也不是真的闹,并没有人大声喧哗什么的。只是这水乡平时太静了,不出声的桥,不出声的河,偶有零星的老人拄拐路过,唯独屋檐灰瓦挂下的雨滴会说话。
虽然安常的皮肤还没适应水乡的潮湿,她的心却已适应了这样的宁静。
好久没见这么多人了,围作一堆,商淇带着一群人,在商量滑轨安放的位置、试摄影机拍那些石桥和旧屋檐的机位。
唯独南潇雪一个人静静站在屋檐下,一只手臂垂下,压着另只搁在腰际的手背,瓷青色旗袍被晨曦照浅了颜色,而她一头墨黑的长发却还如色泽浓稠的丝缎。
望着石桥,也不知在想些什么。
她的三庭五眼长得太过标准,像幅工整的仕女图。
然而安常目不斜视的走过,网购的速冻包子还没到,她带着一肚子的姑嫂饼,胃里甜腻腻的。
倪漫看着这穿素色衬衫和牛仔裤、简单扎个马尾背帆布包的姑娘,走上石桥,淡淡的面容变作背影。
商淇踩着高跟鞋过来叫她:“看什么呢?南仙的黑咖呢?”
“淇姐。”倪漫说:“我就是在看,还真有年轻人看到南仙的真人就在她面前,完全不为所动的。”
商淇瞥那背影一眼:“文艺青年总想显出自己的特别吧。”
“别管了,快来帮忙。”
安常来到博物馆,放下包,浇了院里的石榴树,喂了常来的流浪猫。
执起小狼毫开始工作,放在一旁的手机震动起来。
她工作时没有接电话的习惯,但打电话的人好像要跟她这习惯较劲似的,响到断了又重打一通,滋滋滋的震着。
安常不得不停笔走过来,拿起手机一看。
一向平和的面容难得露了些喜色,接起来:“葛老师。”
电话里一个和蔼女声笑道:“小安,还是这么不爱接电话。”
“嗯,刚才在工作。”
“我来看看你。”
“您来江南了?”
“嗯,来出差,昨天来的,今晚就得走,也不确定能不能见上面,就没提前告诉你,时间方便么?”
“您来还有什么不方便的。”
葛存茵是安常在清美大学的恩师,从安常去年回宁乡后,两人也是许久没见了。
葛存茵从海城出发,也不过一个多小时车程,到宁乡时还不到中午。
安常去乡里唯一的车站接她。
葛存茵没带行李,背着个小皮包从车上下来,上下打量一番安常:“水乡还是养人,比那阵子气色好多了。”
安常暗咬了下唇角。
那阵子。
没人会在明说是哪阵子。
她振作了下精神笑问:“我带您去乡里转转吧?经济落后也有经济落后的好,没有过度开发。”

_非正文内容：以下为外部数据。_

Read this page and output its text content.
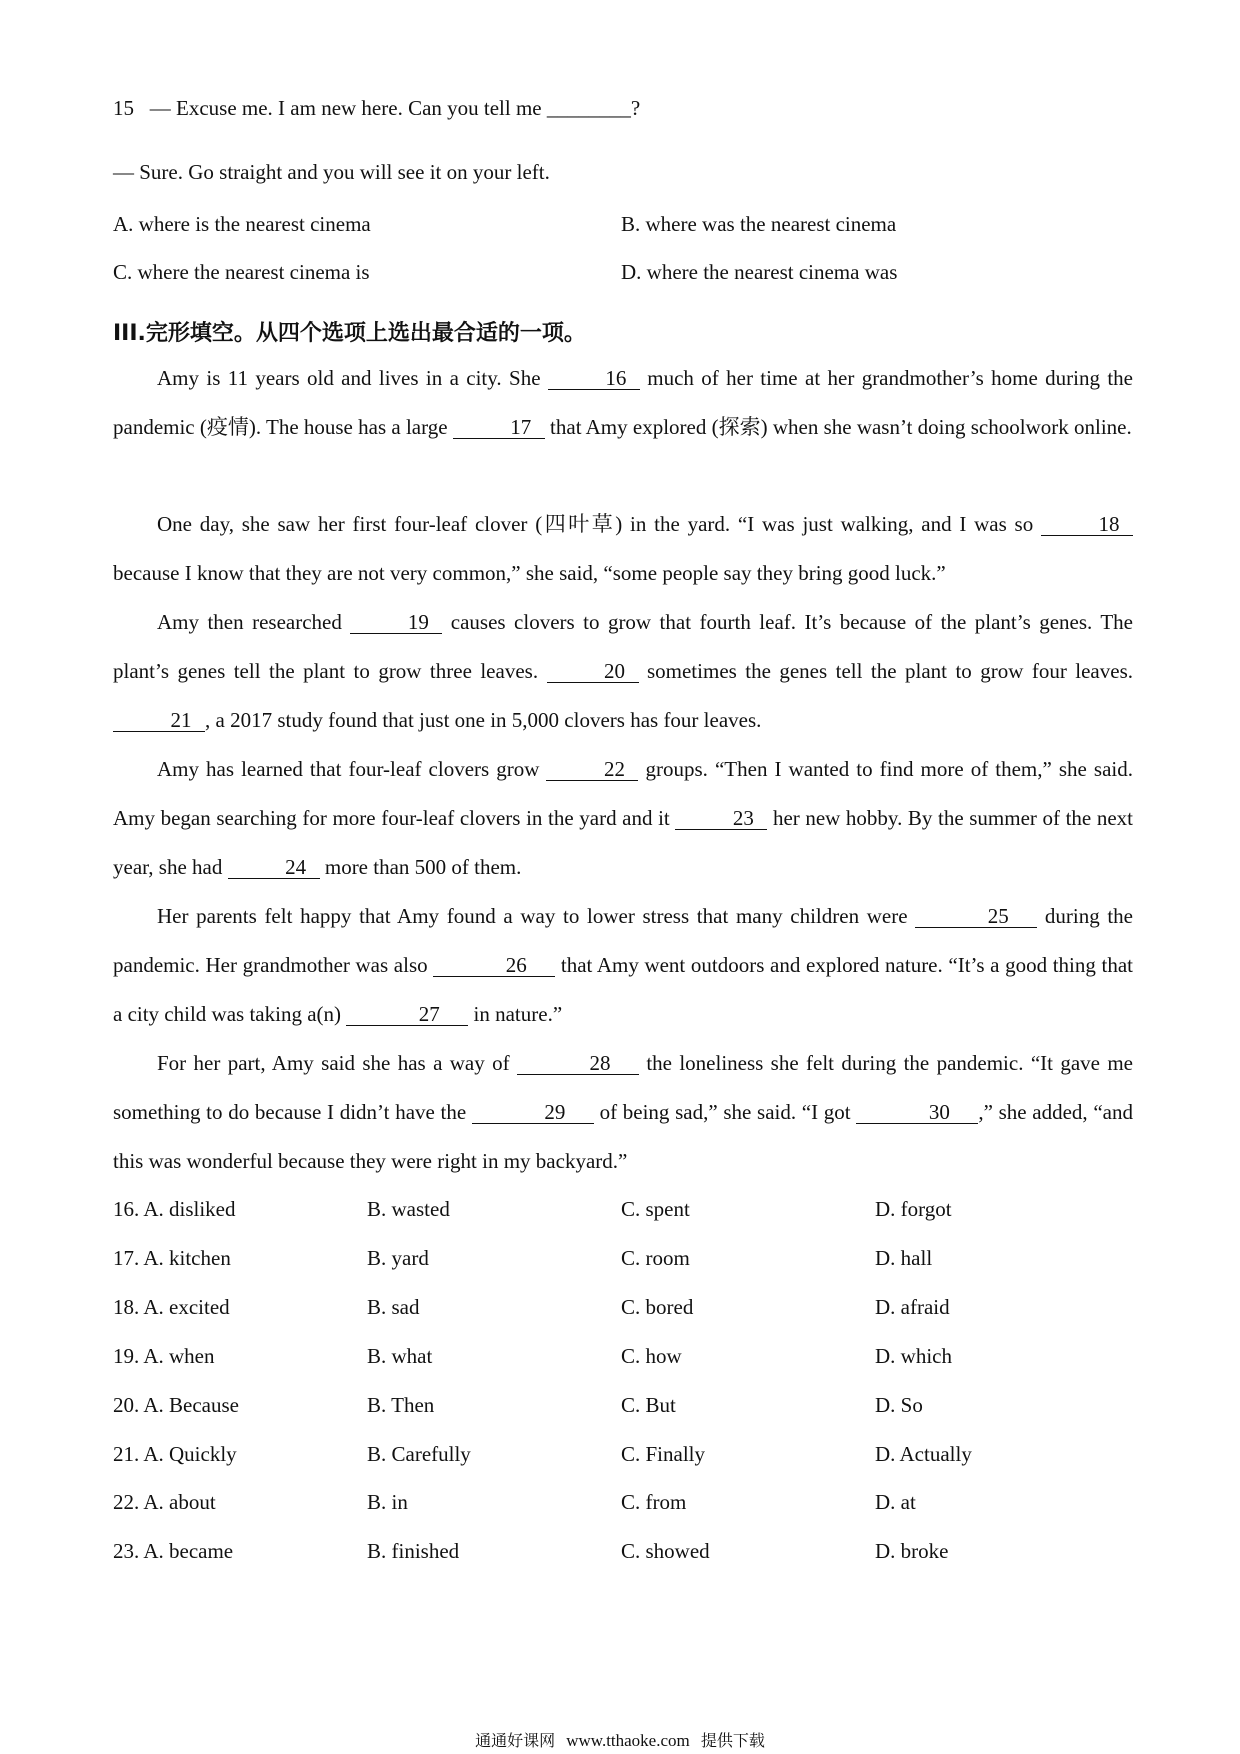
15 — Excuse me. I am new here. Can you tell me ________?
— Sure. Go straight and you will see it on your left.
A. where is the nearest cinema	B. where was the nearest cinema
C. where the nearest cinema is	D. where the nearest cinema was
III.完形填空。从四个选项上选出最合适的一项。
Amy is 11 years old and lives in a city. She	16 much of her time at her grandmother’s home during the pandemic (疫情). The house has a large	17 that Amy explored (探索) when she wasn’t doing schoolwork online.
One day, she saw her first four-leaf clover (四叶草) in the yard. “I was just walking, and I was so	18 because I know that they are not very common,” she said, “some people say they bring good luck.”
Amy then researched	19 causes clovers to grow that fourth leaf. It’s because of the plant’s genes. The plant’s genes tell the plant to grow three leaves.	20 sometimes the genes tell the plant to grow four leaves. 21 , a 2017 study found that just one in 5,000 clovers has four leaves.
Amy has learned that four-leaf clovers grow	22 groups. “Then I wanted to find more of them,” she said. Amy began searching for more four-leaf clovers in the yard and it	23 her new hobby. By the summer of the next year, she had	24 more than 500 of them.
Her parents felt happy that Amy found a way to lower stress that many children were	25 during the pandemic. Her grandmother was also	26 that Amy went outdoors and explored nature. “It’s a good thing that a city child was taking a(n)	27 in nature.”
For her part, Amy said she has a way of	28 the loneliness she felt during the pandemic. “It gave me something to do because I didn’t have the	29 of being sad,” she said. “I got	30 ,” she added, “and this was wonderful because they were right in my backyard.”
16. A. disliked	B. wasted	C. spent	D. forgot
17. A. kitchen	B. yard	C. room	D. hall
18. A. excited	B. sad	C. bored	D. afraid
19. A. when	B. what	C. how	D. which
20. A. Because	B. Then	C. But	D. So
21. A. Quickly	B. Carefully	C. Finally	D. Actually
22. A. about	B. in	C. from	D. at
23. A. became	B. finished	C. showed	D. broke
通通好课网 www.tthaoke.com 提供下载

葛存茵摇头:“我又不是来旅游的,我是来看你工作的。”
要是这事发生在昨天以前,安常觉得没什么。
她在清美曾是葛存茵最得意的门生,回乡以后没修什么高难度或知名的文物,做着些琐琐碎碎的事,但至少现在正修的这只瓷瓶,她是花了心思的。
白天修,夜里想,做梦都是这只瓷瓶,还梦到瓷瓶化作女人形,正是南潇雪的模样,来与她一晌贪欢。
可昨天南潇雪第一次细细打量了这瓷瓶便道:“趁早转行吧。”
是信口胡诌?还是真有什么凭据?
安常心里忽然有点没底。
但葛存茵提了这样的要求,她也只好带着人往博物馆走去。
路过河畔,刚巧远远瞧见南潇雪商淇一行人。
这不稀奇,整个镇子就这么大。
葛存茵有点惊讶:“哟,这不是南潇雪么?”
“您也认识?”
“瞧你这话说的,全国人民有不认识她的么?难道我是个老太太就不认识她了?”
安常抿嘴笑:“我是不怎么会聊天,您见谅。”
葛存茵挥挥手,表示没放心上。
她太了解她这学生了,性子是有点愣,可愣有愣的好。不愣,难免被外面的花花世界所迷惑。不愣,每天坐十多小时修文物就变成了一件苦差。
这时倪漫向着她俩走来。
话主要是对着葛存茵说的:“不好意思,南小姐这趟来宁乡是秘密行程,能麻烦您帮忙保密么?别在网上发布。”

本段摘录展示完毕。